As is the case with ethical consumption in general, not everyone is equally likely to buy fair-trade products. For instance, Littrell and Dickson (1999) found that buyers of cultural (ethnic) fair-trade products were demographically quite homogeneous and consisted of highly educated, well-off Caucasian women in their forties. A large proportion of them were teachers, health professionals, and social workers. Idea Consult (2002) concluded that the Belgian fair-trade consumer is relatively highly educated and has a relatively high income and social status. In addition, personal values appear to play a role in fair-trade buying behavior. For instance, Littrell and Dickson (1999) found that buyers of cultural fair-trade products attached more importance to altruism, equality, peace, and a beautiful and environmentally secure world, and less importance to inner-directed values such as self-respect and inner harmony.
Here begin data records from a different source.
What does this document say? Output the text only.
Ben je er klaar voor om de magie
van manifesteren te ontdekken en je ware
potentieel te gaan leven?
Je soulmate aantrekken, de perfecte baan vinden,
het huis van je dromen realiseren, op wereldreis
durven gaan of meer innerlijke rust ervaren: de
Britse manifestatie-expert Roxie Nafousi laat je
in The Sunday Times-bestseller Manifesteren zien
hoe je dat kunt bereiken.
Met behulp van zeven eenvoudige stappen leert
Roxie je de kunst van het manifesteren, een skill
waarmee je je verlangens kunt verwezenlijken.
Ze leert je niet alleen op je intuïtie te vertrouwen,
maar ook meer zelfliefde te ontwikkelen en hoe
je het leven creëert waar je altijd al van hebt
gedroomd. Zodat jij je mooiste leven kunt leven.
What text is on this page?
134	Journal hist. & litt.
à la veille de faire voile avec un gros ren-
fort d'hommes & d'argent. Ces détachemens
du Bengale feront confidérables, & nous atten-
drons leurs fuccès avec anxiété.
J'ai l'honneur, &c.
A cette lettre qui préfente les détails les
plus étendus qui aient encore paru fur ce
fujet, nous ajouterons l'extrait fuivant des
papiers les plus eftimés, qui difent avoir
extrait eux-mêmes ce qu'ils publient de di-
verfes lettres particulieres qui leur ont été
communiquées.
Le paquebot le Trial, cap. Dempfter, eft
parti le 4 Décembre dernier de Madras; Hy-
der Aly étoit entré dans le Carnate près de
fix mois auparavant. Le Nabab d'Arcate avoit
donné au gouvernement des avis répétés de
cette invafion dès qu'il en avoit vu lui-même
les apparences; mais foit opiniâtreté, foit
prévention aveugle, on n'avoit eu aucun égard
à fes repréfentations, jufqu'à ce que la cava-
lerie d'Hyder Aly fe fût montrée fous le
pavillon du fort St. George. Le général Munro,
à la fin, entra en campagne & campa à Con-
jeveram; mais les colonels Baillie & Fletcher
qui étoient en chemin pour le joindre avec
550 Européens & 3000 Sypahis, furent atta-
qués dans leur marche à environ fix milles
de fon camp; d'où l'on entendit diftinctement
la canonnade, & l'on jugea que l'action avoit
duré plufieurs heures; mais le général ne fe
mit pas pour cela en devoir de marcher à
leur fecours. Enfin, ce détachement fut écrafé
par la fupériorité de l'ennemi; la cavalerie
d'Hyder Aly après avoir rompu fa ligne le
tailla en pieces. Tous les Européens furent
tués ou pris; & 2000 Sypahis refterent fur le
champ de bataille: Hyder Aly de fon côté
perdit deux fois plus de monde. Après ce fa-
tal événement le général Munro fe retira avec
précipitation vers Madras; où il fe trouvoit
In this study, consumers are segmented according to their willingness to pay for different coffee attributes (including the fair-trade attribute). The consumer segments are then defined based on sociodemographic characteristics and their terminal and instrumental values.
In summary, this study investigates the following research questions
1
What is the relative importance that consumers attach to a fair-trade label in their coffee-buying decision, compared with other attributes? Can segments of consumers be defined based on their relative willingness to pay for different coffee attributes? What is their willingness to pay a price premium for the fair-trade attribute? The narrow definition of fair trade (a fair price for products of producers from developing countries) is used.
2
To what extent are the consumer segments different in terms of demographic characteristics and personal values?